Temat: co sądzisz o cenzurze w sieci?
Marek Bronisław Hubert:
Małgorzata G.:
A przecież dyskutować można o wszystkim, byle bez chamstwa i agresji.
Co byś powiedziała na to gdybym miał ochotę być chamski i agreysywny na swojej prywatnej stronie internetowej? Gdybym miał ochotę tam trolować?
Kto mi zabroni?? ::::::D
Właśnie kultura osobista i poziom wypowiedzi nie zależy od tego że ktoś czegoś zabrania, tylko człowiek sam tworzy swój obraz w sieci. Sam powinien wiedzieć gdzie są granice których nie należy przekraczać.
Jeśli chcesz aby ludzie traktowali Ciebie jak prostaka i chama to na swojej stronie możesz sobie użyć do woli :o)))
Najwyżej osoby będące na wyższym poziomie kultury po prostu tam nie zajrzą.
Natomiast w przestrzeni publicznej powinniśmy dbać również o odczucia innych ludzi.
Mi na przykład przeszkadza gdy ulicą idzie dwóch gości i używa wulgaryzmów jako przecinków. Albo jeśli agresywnie zaczną mnie zaczepiać. Społeczeństwo nam niestety chamieje.
Niektórzy muszą użyć agresji i chamskich odzywek, aby podbudować swoje ego że niby tacy są cool.
Tak naprawdę wystawiają sobie cenzurkę :o) Sobie.

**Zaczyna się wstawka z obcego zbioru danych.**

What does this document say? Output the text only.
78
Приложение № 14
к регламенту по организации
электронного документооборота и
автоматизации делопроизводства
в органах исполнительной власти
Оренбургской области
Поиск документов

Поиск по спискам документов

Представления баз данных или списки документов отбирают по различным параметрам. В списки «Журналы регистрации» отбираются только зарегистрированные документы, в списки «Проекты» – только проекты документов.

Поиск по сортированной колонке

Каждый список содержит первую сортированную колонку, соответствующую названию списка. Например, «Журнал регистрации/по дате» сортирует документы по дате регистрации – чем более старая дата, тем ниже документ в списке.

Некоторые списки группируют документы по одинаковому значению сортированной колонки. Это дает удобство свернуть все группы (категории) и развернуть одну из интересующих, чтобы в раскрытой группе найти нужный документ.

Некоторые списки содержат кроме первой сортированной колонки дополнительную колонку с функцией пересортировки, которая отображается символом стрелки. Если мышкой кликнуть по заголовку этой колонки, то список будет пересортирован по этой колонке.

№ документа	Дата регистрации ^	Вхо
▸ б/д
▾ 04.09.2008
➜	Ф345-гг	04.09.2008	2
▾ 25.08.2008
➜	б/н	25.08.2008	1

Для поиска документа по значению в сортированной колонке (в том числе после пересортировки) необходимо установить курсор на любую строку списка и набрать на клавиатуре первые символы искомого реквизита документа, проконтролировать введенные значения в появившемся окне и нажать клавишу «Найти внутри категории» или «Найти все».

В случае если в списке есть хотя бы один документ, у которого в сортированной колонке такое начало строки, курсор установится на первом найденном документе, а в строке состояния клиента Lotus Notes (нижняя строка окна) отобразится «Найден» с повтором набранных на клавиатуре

Nie innym :o)
I świetnie to widać na GL, można ciekawe badania socjologiczne przeprowadzić :o) Ile też ludzie mają kompleksów :o) Dlatego tu, ukryci za krzakiem są odważni, ale w cztery oczy to przerażone trusie :o)
Co do SV, tez w sumie pewne prostackie zachowania nie są zakazane czy karane. Tak więc jeśli chcesz, możesz puszczać bąki i bekać jeśli masz taką potrzebę. Ale nie zdziw się jeśli będziesz potem traktowany w sposób którego byś nie chciał :o))) I jeśli nie będziesz miał potem wstępu do pewnych bardziej kulturalnych i obytych kręgów :o)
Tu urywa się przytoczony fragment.